What bike do you currently ride and why do you like it? What’s been your favourite bike out of those you have had down the years and why?

Now you’re talking! Motorbikes, God I love motorbikes! I have been mad into bikes since I was 13 and have owned and ridden them since the age of 16. I have owned 22 bikes and currently own a brace of oldish Yamaha XJR 1300s. (That’s two to you). The newest of these is my third XJR having owned another before these two and I just love em’. I do around 14,000 miles a year, mostly in and out of London so I need something that’s big and heavy enough to feel stable on motorways but nimble enough to chuck about in the City. They have a good whack of power and they’re a nice old style tubular framed in line four, naked, retro machine. That’s what I like. Probably my favourite bike of all time was my rigid framed low rider, powered by a GS1000 lump bored out to 1100cc with K&N filters and a straight through pipe. Man that thing was loud! It didn’t turn heads. It shook bones.

If you had to choose between being an invisible tree or a goat that could recite poetry, which one would you choose and why?

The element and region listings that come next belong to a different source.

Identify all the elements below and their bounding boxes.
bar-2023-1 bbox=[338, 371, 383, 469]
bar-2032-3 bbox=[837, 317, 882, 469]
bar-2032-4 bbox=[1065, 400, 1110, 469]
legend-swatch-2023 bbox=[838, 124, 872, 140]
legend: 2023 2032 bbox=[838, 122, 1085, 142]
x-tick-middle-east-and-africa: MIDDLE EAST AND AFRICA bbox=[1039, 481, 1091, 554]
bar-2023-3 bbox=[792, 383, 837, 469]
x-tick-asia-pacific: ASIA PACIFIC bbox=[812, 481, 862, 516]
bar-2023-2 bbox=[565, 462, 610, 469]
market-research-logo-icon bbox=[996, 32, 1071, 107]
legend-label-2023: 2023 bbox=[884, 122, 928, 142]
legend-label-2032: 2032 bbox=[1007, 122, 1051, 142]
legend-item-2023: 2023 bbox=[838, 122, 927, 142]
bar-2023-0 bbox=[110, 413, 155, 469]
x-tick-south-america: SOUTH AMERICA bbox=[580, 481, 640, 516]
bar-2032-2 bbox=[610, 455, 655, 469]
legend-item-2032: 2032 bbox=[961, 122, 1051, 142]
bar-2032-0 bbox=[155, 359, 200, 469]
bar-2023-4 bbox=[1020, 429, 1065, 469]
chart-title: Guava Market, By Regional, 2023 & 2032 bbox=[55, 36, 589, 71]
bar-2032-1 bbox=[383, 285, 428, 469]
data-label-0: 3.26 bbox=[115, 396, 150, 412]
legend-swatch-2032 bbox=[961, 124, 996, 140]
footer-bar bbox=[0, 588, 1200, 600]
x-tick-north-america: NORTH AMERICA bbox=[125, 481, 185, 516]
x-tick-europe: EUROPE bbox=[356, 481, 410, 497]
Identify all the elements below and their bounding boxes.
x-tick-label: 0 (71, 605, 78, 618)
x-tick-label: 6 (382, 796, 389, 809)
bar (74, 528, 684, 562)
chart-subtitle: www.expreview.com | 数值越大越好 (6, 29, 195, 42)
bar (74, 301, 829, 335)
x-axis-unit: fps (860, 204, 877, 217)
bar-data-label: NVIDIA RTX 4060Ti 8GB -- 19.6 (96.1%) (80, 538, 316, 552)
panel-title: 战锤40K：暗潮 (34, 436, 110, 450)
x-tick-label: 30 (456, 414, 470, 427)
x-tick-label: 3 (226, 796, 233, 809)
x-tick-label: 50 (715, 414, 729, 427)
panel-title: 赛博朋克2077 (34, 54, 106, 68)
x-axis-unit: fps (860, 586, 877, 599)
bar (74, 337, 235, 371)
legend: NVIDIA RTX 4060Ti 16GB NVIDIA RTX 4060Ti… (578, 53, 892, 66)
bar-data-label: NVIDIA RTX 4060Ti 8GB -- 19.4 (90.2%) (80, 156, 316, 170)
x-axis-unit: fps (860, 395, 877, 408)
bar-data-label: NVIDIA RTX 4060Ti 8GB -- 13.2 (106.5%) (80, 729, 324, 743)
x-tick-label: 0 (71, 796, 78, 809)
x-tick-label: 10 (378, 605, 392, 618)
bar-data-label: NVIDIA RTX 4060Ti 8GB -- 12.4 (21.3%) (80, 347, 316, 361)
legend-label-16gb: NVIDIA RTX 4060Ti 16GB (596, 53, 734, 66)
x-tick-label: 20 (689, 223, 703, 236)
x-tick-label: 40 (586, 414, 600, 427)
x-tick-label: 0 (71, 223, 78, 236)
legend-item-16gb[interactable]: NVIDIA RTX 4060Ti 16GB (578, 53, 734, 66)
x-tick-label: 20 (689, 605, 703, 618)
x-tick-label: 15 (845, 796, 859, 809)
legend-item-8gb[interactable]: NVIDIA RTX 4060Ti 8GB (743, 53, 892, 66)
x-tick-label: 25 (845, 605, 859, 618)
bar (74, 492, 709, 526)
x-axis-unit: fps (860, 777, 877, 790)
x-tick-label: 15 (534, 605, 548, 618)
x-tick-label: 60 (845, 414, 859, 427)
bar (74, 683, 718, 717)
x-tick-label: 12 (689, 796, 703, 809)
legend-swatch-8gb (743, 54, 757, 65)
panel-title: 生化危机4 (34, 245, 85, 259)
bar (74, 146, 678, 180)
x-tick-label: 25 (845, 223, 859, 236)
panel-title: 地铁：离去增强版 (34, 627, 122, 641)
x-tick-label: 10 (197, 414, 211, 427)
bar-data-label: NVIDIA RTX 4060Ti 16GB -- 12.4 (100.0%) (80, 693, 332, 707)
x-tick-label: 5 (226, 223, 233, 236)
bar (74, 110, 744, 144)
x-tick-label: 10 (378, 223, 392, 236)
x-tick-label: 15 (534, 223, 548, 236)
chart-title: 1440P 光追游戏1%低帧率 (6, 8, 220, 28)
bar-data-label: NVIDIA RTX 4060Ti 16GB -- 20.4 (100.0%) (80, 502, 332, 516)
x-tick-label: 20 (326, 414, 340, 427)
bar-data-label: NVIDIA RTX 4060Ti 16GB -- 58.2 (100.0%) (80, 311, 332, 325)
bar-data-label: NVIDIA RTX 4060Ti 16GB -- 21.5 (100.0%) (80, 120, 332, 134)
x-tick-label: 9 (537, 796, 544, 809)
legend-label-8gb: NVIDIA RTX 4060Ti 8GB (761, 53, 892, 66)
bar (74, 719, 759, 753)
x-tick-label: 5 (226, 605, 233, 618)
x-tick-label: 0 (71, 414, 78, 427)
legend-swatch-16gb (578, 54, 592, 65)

I got this wrong first time. I thought it said if you had to choose between ‘having’ an invisible tree or a goat that could recite poetry. Then I would have said the tree of course. You could climb up it and be just sat there in mid-air. Plus you could eat its invisible fruit and make invisible stuff out of its invisible wood. What the fuck do you do with a poetry reciting goat? But that’s not the question; I have to ‘be’ one of them. I have to ‘be’ an invisible tree or a poetry reciting goat’. OK, the goat. Then I can eat the invisible fruit from the invisible tree and recite limericks. Do you know the one about the woman from Ealing?